Confesso que em um primeiro momento fiquei com o pé atrás justamente porque me incomodam tantos projetos de "economia criativa" que estimulam uma retórica excludente, submissa aos mecanismos do capital internacional, com todas as implicações negativas que criam. Mas depois de conversar um pouco com pessoas na Colômbia envolvidas com o seminário, e de dar uma olhada no que tinha acontecido nas edições anteriores (2009, 2010, 2011), entendi que eles têm uma preocupação genuína em aprofundar as questões e encontrar maneiras de equilibrar o desenvolvimento das práticas que adotam esses discursos.

Eu viajaria a Medellín em uma terça-feira. Na manhã anterior, estava arrumando minha mala em Campinas quando vi um email do Felipe Cabral na lista da MetaReciclagem, convidando quem quisesse a participar de um encontro com a nova Ministra da Cultura Marta Suplicy, no Coletivo Digital. Apressei o passo para chegar a tempo. A reunião parecia uma daquelas cenas de filme medieval: a audiência com a rainha. Alternadamente, representantes de diversos projetos e movimentos eram instados a externar suas demandas. Pedi o microfone e comentei sobre o edital de bolsas de cultura digital experimental que eu e Maira desenvolvemos durante a investigação Rede//Labs em 2010. Na época, chegamos a redigir a minuta do edital e deixá-lo pronto para sair, mas a gestão Ana de Hollanda engavetou tudo. A nova ministra falou que ia investigar, encaminhou a questão para uma assessora (e até hoje não ouvi mais falar disso, mas tenhamos paciência porque o ritmo da burocracia é esse mesmo). O encontro também foi positivo para rever um monte de gente boa. O ponto alto foi quando TC, da Casa de Cultura Tainã, presenteou a ministra com um baobá. Saí da reunião e ainda consegui uma sessão de acupuntura, para regular os parafusos que tinham desestabilizado nos Estados Unidos.

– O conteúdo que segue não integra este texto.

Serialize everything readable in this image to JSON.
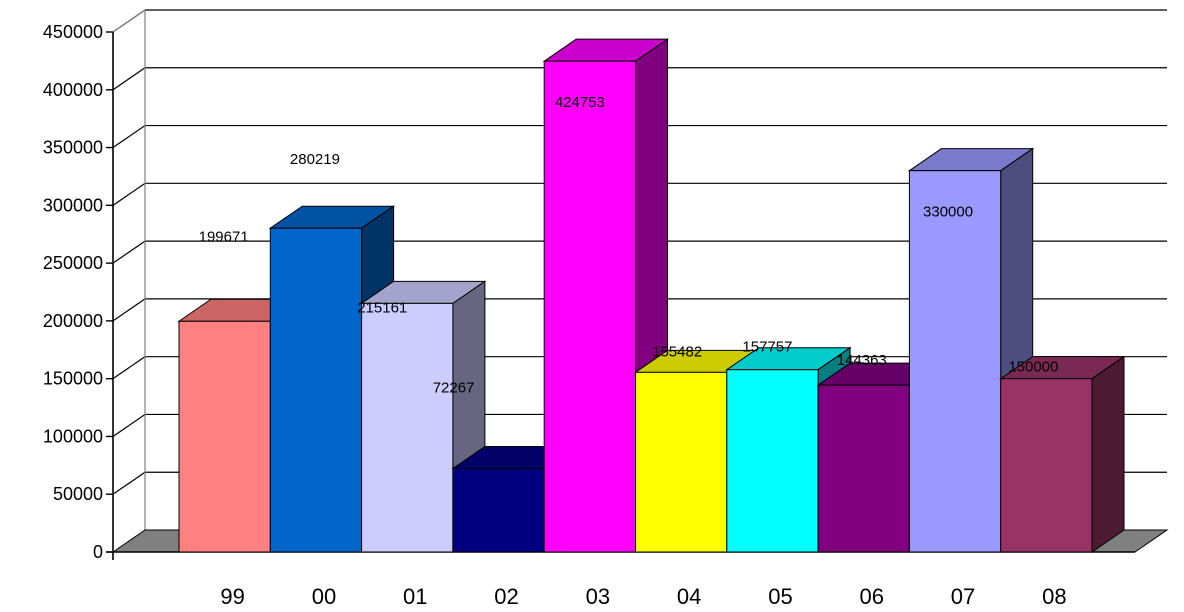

Acordei às cinco da manhã na terça-feira para pegar o ônibus de Congonhas até Guarulhos antes do trânsito começar. São Paulo nesse horário é uma outra cidade. Parecia até civilizada. Pessoas conversando nas banquinhas de comida. Uma ave de rapina (carcará, gaviãozinho?) na beira da 23 de maio. E nenhum trânsito. O trajeto CGH-GRU passou em quarenta minutos. Podia ser sempre assim. Como faz falta esse trem…

Eu já havia feito o check-in pela internet. Desci do ônibus e peguei a fila da Avianca no guichê do lado de fora. Só depois de alguns minutos me disseram que para voo internacional deveria fazer lá dentro. Sem crise, entreguei a bagagem e entrei. Só lá dentro percebi que tinha esquecido de pegar dinheiro. Não tinha certeza se conseguiria sacar direto de caixas automáticos na Colômbia. Decidi sair pela alfândega, pegar alguns reais e entrar de novo. Não funciono bem de manhã cedo.

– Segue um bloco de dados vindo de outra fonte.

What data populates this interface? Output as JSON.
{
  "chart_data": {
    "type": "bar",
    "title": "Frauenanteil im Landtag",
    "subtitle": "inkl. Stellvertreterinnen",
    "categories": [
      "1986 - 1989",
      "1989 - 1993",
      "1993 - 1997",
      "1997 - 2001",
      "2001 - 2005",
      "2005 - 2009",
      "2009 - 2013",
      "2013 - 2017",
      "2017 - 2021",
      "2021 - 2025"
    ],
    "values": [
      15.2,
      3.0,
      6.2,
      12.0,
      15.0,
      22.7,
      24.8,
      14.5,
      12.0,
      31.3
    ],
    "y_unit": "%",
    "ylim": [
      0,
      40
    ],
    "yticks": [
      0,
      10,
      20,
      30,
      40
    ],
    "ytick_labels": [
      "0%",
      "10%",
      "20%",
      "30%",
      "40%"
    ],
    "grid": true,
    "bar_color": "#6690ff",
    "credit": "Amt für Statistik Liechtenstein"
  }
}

O avião (A330) era novo e bem espaçoso. Tinha sisteminha de vídeo pessoal e uma porta USB para carregar dispositivos móveis. O voo da Avianca foi bem tranquilo. Tivemos um café da manhã razoável. Ao fim do voo de seis horas, um lanche fraquinho com sanduíche. Ao meu lado, voava uma argentina que saia de seu país pela primeira vez para um encontro da igreja. Não conversamos muito, e nem senti falta. Diversões eletrônicas ocupando a mente.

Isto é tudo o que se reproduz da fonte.